The Mississippi River meant a lot more to Twain and his contemporary readers
than a boundary between innocence and maturity, and it more often meant a
lot less. To begin with a beginning, you might wish to pick up Twain's own
LIFE ON THE MISSISSIPPI where you can find a multitude of clues about what
the river meant to Twain (and to Sam Clemens as well).

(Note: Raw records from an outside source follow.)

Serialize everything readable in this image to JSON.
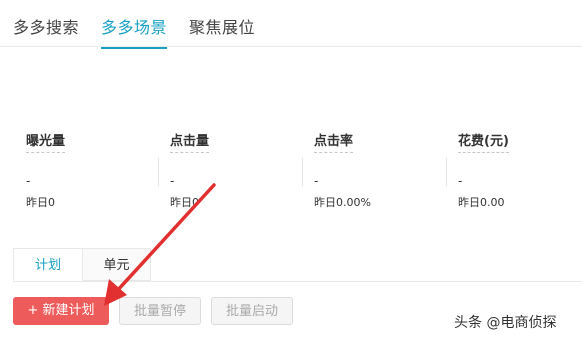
{
  "top_tabs": [
    "多多搜索",
    "多多场景",
    "聚焦展位"
  ],
  "active_top_tab": "多多场景",
  "stats": [
    {
      "label": "曝光量",
      "value": "-",
      "sub": "昨日0"
    },
    {
      "label": "点击量",
      "value": "-",
      "sub": "昨日0"
    },
    {
      "label": "点击率",
      "value": "-",
      "sub": "昨日0.00%"
    },
    {
      "label": "花费(元)",
      "value": "-",
      "sub": "昨日0.00"
    }
  ],
  "sub_tabs": [
    "计划",
    "单元"
  ],
  "active_sub_tab": "计划",
  "buttons": {
    "new_plan": "+ 新建计划",
    "batch_pause": "批量暂停",
    "batch_start": "批量启动"
  },
  "watermark": "头条 @电商侦探",
  "colors": {
    "accent": "#1aa0c4",
    "primary_button": "#ee5b5b",
    "arrow": "#e23030"
  }
}
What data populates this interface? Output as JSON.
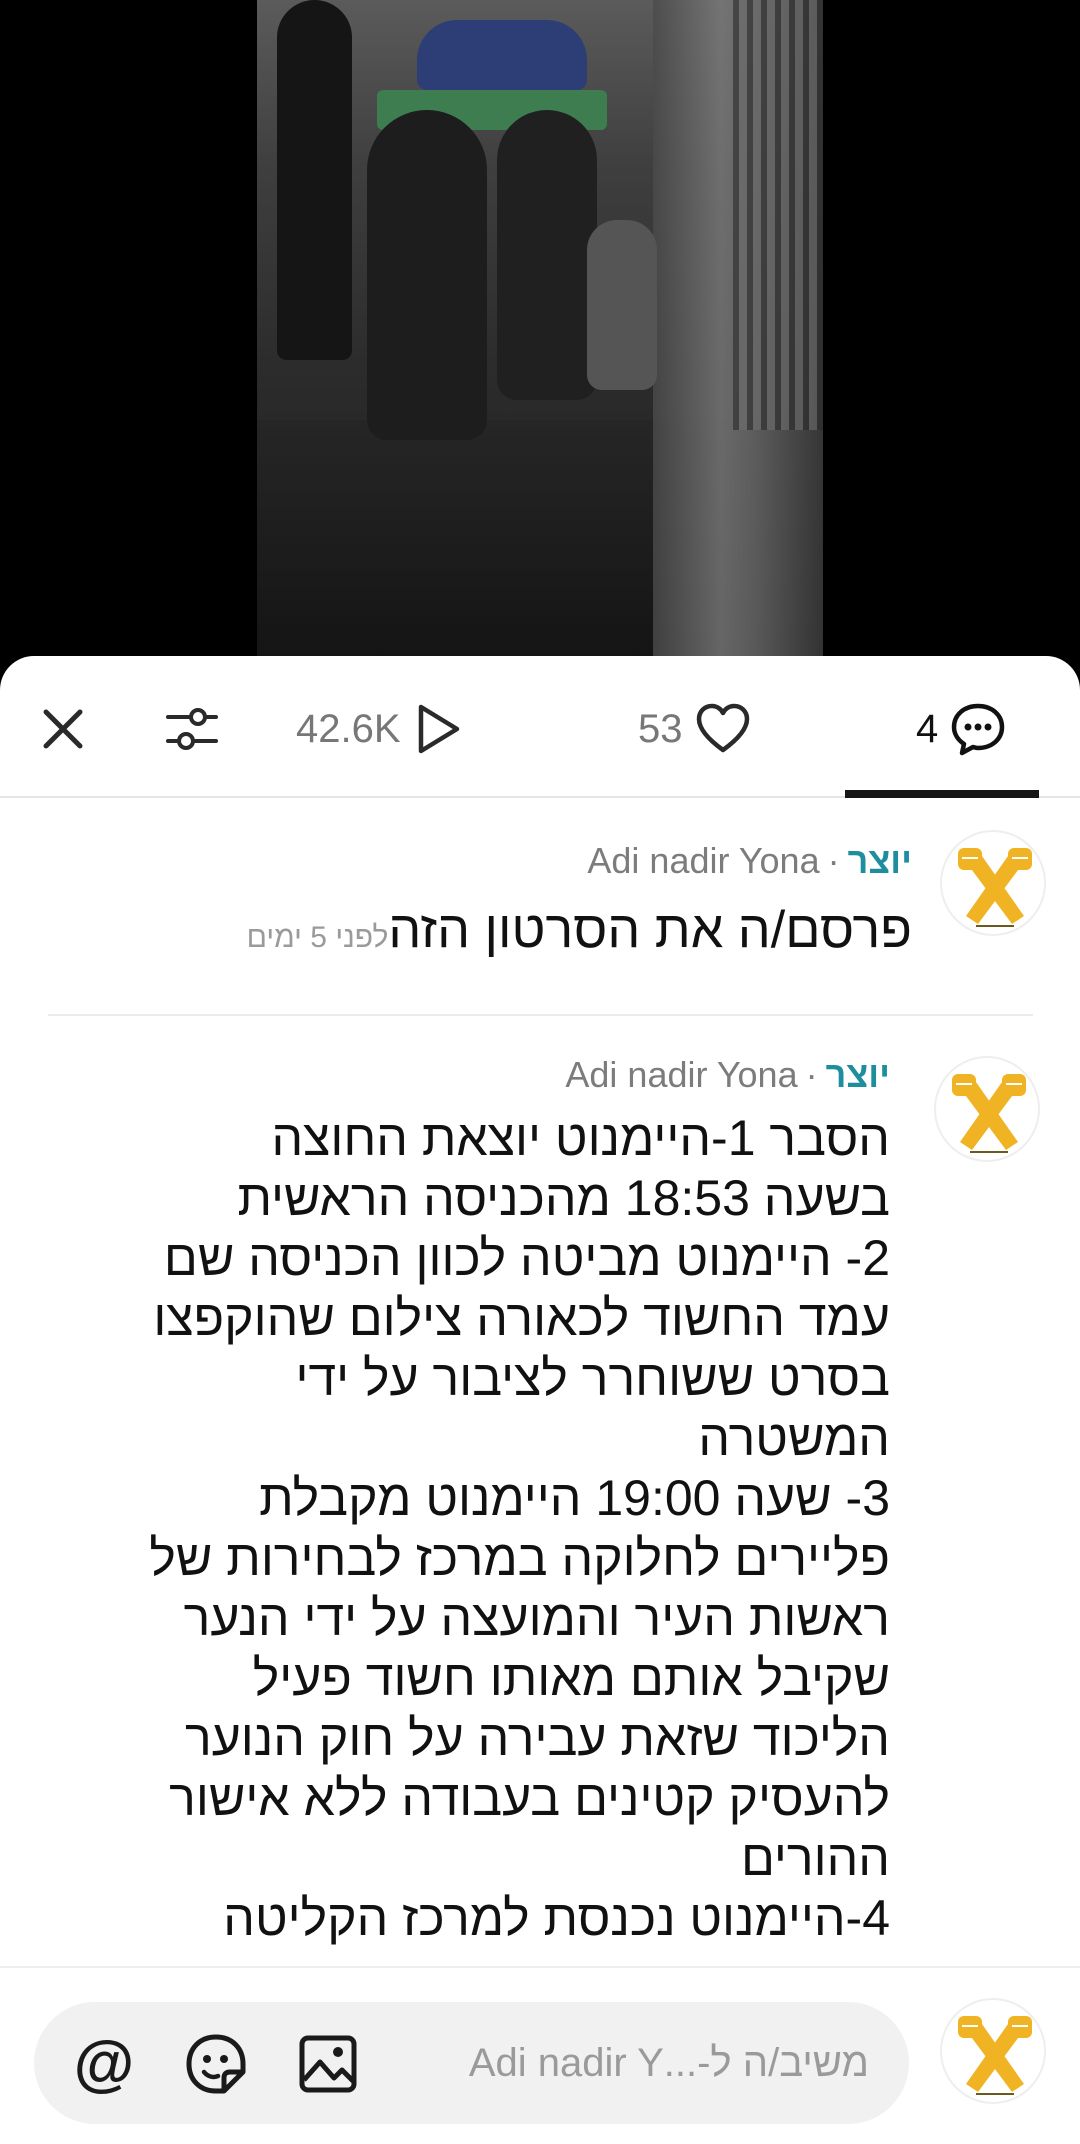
{
  "video": {
    "description_icon": "video-frame"
  },
  "tabs": {
    "views": "42.6K",
    "likes": "53",
    "comments": "4"
  },
  "comments": [
    {
      "author": "Adi nadir Yona",
      "badge": "יוצר",
      "separator": "·",
      "body": "פרסם/ה את הסרטון הזה",
      "time": "לפני 5 ימים"
    },
    {
      "author": "Adi nadir Yona",
      "badge": "יוצר",
      "separator": "·",
      "lines": [
        "הסבר 1-היימנוט יוצאת החוצה",
        "בשעה 18:53 מהכניסה הראשית",
        "2- היימנוט מביטה לכוון הכניסה שם",
        "עמד החשוד לכאורה צילום שהוקפצו",
        "בסרט ששוחרר לציבור על ידי",
        "המשטרה",
        "3- שעה 19:00 היימנוט מקבלת",
        "פליירים לחלוקה במרכז לבחירות של",
        "ראשות העיר והמועצה על ידי הנער",
        "שקיבל אותם מאותו חשוד פעיל",
        "הליכוד שזאת עבירה על חוק הנוער",
        "להעסיק קטינים בעבודה ללא אישור",
        "ההורים",
        "4-היימנוט נכנסת למרכז הקליטה"
      ]
    }
  ],
  "reply": {
    "placeholder": "משיב/ה ל-...Adi nadir Y",
    "at_symbol": "@"
  },
  "colors": {
    "creator_badge": "#1e8e9e",
    "avatar_yellow": "#f0b323"
  },
  "icons": [
    "close-icon",
    "filter-icon",
    "play-icon",
    "heart-icon",
    "comment-icon",
    "at-icon",
    "sticker-icon",
    "image-icon"
  ]
}
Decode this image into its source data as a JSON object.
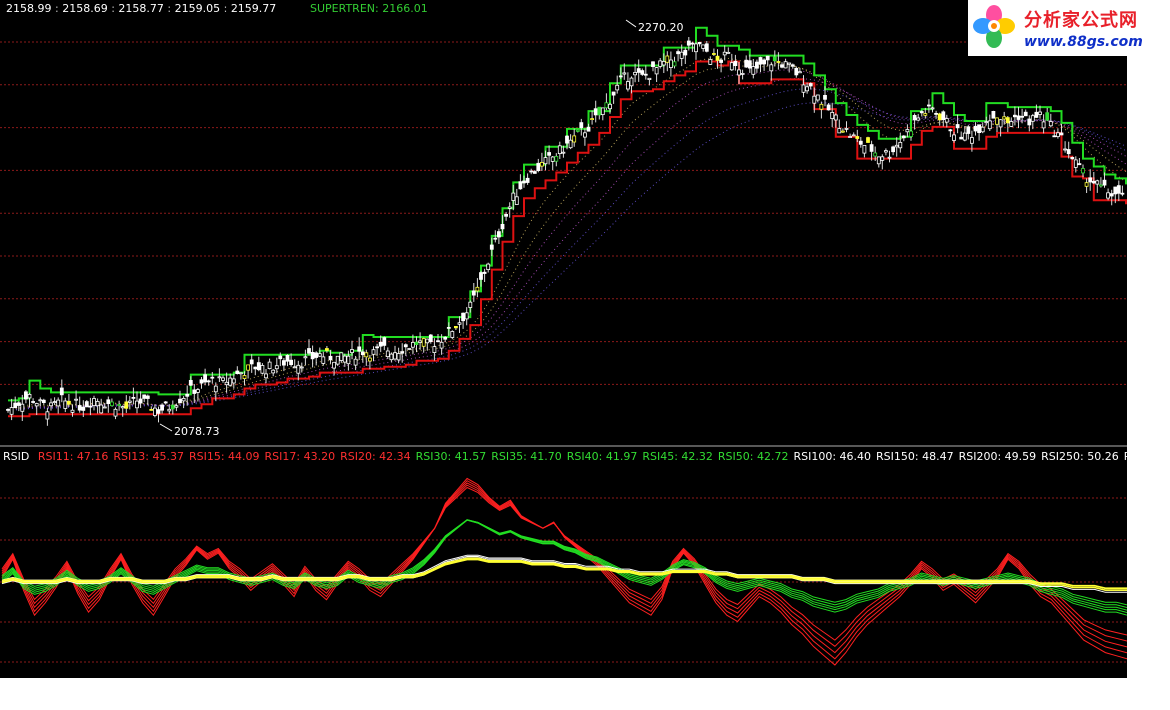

If you want to try the ol' English 101 compare/contrast route, I'd shy away
from "river books" written after HUCK FINN. They show Twain's influence, but
they give not a clue to what the river meant to Twain, these books being
years off in the future from 1885.
How about "river books" that Twain might have read? He certainly read BEYOND
THE MISSISSIPPI (1867). He might have read Thoreau's A WEEK ON THE CONCORD
AND MERRIMACK RIVERS (1849). He owned two volumes of Thoreau's works from
the Riverside Edition, and it's reasonable to assume he could have owned the
entire edition. He owned a copy of Merrick's great memoir/history of
Mississippi steamboating. Browse Alan Gribben's MARK TWAIN'S LIBRARY, A
RECONSTRUCTION for other river books.
Always remember that even Freud once admitted that a cigar is sometimes just
a cigar, and Freud saw Twain on stage with a cigar (and very likely in
person, though it's not documented). Have fun, explore, light out for the
territory, but remember that sometimes a river is just a river.